Le SAMU va recevoir une facture de 500 euros de la part des pompiers pour le transport de patients jugés non-urgents. Des interventions en pleine explosion qui représentent une lourde charge financière pour les pompiers.

Les véhicules d'assistance aux victimes du SDIS 34
Les véhicules d'assistance aux victimes du SDIS 34 - SDIS 34

Hérault, France

Le conseil d'administration du SDIS 34 décide de faire payer le SAMU lorsqu'il envoie les pompiers pour des transports de patients non-urgents. Une motion de Kléber Mesquida, président du Conseil général de l'Hérault et donc président du CA du SDIS 34, a été votée début octobre en ce  sens. Une facture de 500 euros chaque fois que le médecin régulateur du 15 les envoie pour des interventions qui pourraient être réalisées par des ambulanciers

Les interventions non-urgentes réalisées par les pompiers sont en explosion depuis le début de l'année notamment la nuit, les week-ends et les jours fériés. Entre 10.000 et 15.000 interventions alors que les pompiers effectuent un total de 60.000 opérations annuelles de secours à la personne. 

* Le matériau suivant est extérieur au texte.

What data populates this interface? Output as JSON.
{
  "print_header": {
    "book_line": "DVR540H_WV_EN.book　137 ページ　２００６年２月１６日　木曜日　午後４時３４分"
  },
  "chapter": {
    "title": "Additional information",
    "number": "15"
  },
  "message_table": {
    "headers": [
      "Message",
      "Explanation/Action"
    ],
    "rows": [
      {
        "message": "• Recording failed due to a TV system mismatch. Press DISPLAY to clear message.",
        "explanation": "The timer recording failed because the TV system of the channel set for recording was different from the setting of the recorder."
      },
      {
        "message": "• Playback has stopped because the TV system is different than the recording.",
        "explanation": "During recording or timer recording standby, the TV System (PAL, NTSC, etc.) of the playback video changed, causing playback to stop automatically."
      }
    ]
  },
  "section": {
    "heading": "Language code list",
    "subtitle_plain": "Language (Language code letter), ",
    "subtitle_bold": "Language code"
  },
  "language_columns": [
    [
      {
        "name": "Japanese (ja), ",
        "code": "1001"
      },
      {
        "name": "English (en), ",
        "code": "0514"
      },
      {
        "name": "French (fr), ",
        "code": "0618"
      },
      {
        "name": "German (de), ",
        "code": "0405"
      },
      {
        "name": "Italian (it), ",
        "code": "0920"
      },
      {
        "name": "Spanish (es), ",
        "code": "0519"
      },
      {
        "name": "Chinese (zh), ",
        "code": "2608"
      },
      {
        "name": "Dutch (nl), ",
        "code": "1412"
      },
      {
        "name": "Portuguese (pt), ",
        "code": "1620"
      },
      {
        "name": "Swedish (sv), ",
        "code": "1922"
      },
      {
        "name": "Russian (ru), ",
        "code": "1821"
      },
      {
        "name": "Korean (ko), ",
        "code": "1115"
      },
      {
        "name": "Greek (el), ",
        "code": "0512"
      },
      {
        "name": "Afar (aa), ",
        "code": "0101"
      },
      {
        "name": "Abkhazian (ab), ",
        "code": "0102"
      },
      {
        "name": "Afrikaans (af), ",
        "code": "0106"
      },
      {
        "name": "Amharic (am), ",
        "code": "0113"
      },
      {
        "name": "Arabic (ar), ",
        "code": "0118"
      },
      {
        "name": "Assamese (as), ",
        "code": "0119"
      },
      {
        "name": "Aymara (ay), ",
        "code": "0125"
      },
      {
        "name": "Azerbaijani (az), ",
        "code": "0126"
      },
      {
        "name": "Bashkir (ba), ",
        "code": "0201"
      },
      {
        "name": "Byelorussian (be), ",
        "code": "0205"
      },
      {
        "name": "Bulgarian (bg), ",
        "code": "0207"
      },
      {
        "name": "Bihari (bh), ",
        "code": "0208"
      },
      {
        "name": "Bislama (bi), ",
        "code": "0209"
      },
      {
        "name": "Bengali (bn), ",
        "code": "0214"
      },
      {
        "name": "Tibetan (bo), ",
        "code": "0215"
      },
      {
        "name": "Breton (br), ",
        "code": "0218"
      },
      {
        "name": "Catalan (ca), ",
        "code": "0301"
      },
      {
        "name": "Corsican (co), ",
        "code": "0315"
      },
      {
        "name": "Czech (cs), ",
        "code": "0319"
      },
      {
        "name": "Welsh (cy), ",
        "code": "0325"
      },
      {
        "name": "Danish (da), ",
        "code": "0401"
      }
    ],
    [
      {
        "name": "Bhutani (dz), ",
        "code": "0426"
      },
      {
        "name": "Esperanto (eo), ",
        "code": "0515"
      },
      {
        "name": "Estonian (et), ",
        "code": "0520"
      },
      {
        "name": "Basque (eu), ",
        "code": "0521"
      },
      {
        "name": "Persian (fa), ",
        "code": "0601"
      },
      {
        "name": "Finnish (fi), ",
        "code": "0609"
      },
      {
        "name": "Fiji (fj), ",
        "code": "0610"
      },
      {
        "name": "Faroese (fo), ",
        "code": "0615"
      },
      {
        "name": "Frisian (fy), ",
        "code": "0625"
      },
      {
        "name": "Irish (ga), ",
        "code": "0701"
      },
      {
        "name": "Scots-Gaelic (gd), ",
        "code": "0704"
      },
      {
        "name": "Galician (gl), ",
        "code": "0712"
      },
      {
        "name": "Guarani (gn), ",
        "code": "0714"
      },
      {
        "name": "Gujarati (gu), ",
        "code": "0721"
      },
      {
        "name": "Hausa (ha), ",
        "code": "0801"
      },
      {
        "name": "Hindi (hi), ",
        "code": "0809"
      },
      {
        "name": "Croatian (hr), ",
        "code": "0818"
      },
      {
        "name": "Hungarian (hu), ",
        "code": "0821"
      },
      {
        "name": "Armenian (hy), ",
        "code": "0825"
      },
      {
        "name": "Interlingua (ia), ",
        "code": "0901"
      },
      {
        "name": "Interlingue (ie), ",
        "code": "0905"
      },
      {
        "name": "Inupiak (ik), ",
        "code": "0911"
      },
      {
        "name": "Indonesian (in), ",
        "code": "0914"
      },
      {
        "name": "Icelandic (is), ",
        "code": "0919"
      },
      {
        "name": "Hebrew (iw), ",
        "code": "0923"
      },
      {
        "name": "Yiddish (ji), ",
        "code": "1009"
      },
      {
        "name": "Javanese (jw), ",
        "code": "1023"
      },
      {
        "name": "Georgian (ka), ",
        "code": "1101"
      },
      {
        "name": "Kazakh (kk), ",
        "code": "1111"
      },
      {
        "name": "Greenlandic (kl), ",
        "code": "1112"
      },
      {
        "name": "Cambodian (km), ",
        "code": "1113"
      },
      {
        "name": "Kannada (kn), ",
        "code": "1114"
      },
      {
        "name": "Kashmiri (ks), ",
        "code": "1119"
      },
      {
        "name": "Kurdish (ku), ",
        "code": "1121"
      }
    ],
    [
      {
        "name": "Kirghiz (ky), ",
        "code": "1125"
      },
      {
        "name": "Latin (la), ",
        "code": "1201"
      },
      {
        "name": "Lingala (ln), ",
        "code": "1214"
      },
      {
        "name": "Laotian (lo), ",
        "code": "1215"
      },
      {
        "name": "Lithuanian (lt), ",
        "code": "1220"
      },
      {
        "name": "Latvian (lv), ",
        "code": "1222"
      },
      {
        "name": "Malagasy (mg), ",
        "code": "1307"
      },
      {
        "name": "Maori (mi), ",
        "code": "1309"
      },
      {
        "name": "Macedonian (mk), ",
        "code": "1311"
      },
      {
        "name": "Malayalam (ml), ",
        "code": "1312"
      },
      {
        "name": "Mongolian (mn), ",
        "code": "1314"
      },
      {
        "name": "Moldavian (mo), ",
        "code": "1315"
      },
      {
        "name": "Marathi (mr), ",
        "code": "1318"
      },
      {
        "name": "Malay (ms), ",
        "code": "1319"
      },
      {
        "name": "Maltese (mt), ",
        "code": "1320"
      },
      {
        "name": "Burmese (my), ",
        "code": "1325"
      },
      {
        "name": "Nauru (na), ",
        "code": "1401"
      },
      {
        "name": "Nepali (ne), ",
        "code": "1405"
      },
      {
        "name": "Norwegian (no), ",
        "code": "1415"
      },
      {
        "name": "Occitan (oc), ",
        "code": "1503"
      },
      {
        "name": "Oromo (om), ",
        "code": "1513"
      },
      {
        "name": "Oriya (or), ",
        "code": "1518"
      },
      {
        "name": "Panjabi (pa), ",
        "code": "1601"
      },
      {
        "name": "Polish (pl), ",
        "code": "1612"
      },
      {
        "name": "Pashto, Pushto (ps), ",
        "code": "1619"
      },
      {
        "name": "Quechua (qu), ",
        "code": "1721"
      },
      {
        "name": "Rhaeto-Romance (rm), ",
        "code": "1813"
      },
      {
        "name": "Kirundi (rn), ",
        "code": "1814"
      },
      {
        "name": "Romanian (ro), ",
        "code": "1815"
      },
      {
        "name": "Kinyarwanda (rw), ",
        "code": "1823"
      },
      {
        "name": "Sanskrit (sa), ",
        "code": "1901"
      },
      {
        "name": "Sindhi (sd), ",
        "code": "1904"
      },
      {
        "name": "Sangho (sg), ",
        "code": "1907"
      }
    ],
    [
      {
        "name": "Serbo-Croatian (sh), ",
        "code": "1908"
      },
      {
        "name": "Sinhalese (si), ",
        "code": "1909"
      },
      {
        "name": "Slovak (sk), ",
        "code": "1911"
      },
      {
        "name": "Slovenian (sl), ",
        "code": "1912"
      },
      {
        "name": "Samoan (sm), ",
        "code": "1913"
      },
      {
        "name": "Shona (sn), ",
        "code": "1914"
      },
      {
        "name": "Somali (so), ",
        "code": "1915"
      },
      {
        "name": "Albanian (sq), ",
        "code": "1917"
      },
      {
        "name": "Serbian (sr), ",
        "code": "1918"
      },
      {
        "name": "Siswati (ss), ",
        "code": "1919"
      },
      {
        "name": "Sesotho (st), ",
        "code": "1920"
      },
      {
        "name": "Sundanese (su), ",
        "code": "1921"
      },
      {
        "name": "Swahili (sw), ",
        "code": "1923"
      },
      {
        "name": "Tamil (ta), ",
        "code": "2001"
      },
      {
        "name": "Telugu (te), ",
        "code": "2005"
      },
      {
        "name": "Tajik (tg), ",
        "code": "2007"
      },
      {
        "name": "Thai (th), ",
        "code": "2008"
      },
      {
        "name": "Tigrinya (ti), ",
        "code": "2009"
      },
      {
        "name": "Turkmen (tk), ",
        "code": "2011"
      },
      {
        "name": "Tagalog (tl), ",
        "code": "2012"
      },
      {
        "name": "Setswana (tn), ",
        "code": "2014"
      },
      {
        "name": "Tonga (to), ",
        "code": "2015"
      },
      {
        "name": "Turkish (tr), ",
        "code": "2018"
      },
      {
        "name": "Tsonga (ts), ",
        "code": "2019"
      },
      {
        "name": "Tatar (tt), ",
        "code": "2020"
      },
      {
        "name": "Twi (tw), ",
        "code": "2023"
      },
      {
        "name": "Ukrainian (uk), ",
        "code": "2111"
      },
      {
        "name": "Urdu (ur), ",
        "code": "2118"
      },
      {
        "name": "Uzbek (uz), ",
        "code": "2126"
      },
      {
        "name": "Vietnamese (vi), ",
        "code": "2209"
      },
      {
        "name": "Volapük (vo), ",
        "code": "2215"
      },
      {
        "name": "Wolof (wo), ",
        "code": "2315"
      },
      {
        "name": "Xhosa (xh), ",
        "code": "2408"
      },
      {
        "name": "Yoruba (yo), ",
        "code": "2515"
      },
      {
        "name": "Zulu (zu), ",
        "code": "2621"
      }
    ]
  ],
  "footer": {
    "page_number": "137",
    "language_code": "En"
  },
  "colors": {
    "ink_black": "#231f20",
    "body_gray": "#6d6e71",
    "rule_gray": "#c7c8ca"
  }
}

"Le nombre de missions où on ne sort même plus une compresse explose." Eric Florès, patron des pompiers de l'Hérault

Pour les pompiers, cela représente des frais et charges de travail importants pour des missions qui sont en dehors d'un véritable danger. Sans compter que "les pompiers dans les casernes sont exaspérés. Ils se demandent à quoi ils servent", selon Eric Florès, le patron des pompiers de l'Hérault. "Dimanche, nous avons été envoyés pour le transport d'une femme enceinte à la maternité parce que son grand-père ne pouvait pas l'amener. Ce n'était pas une urgence. On a même été appelé pour des règles douloureuses dans un cabinet de gynécologie. On n'a rien à faire là."

"Les pompiers dans les casernes sont exaspérés."

Mais ce que déplore avant tout le contrôleur général Eric Florès, c'est le manque de consultation des pompiers dans l'organisation des soins. Et c'est l'ARS, l'Agence régionale de santé, qu'il vise. "On est en tain d'installer un nouveau SMUR à Clermont-l'Hérault et on ne m'a même pas appelé. Il y aura un seul véhicule. Ce sont donc les pompiers qui vont devoir faire le transport des victimes. Et on le découvre. Nous ne sommes pas des prestataires, mais des partenaires. Je forme des hommes pour être des secouristes avertis. Or, le nombre de missions où on ne sort même plus une compresse explose".

Ni le CHU de Montpellier, dont dépend le SAMU, ni l'ARS n'ont souhaité répondre à nos sollicitations sur le sujet.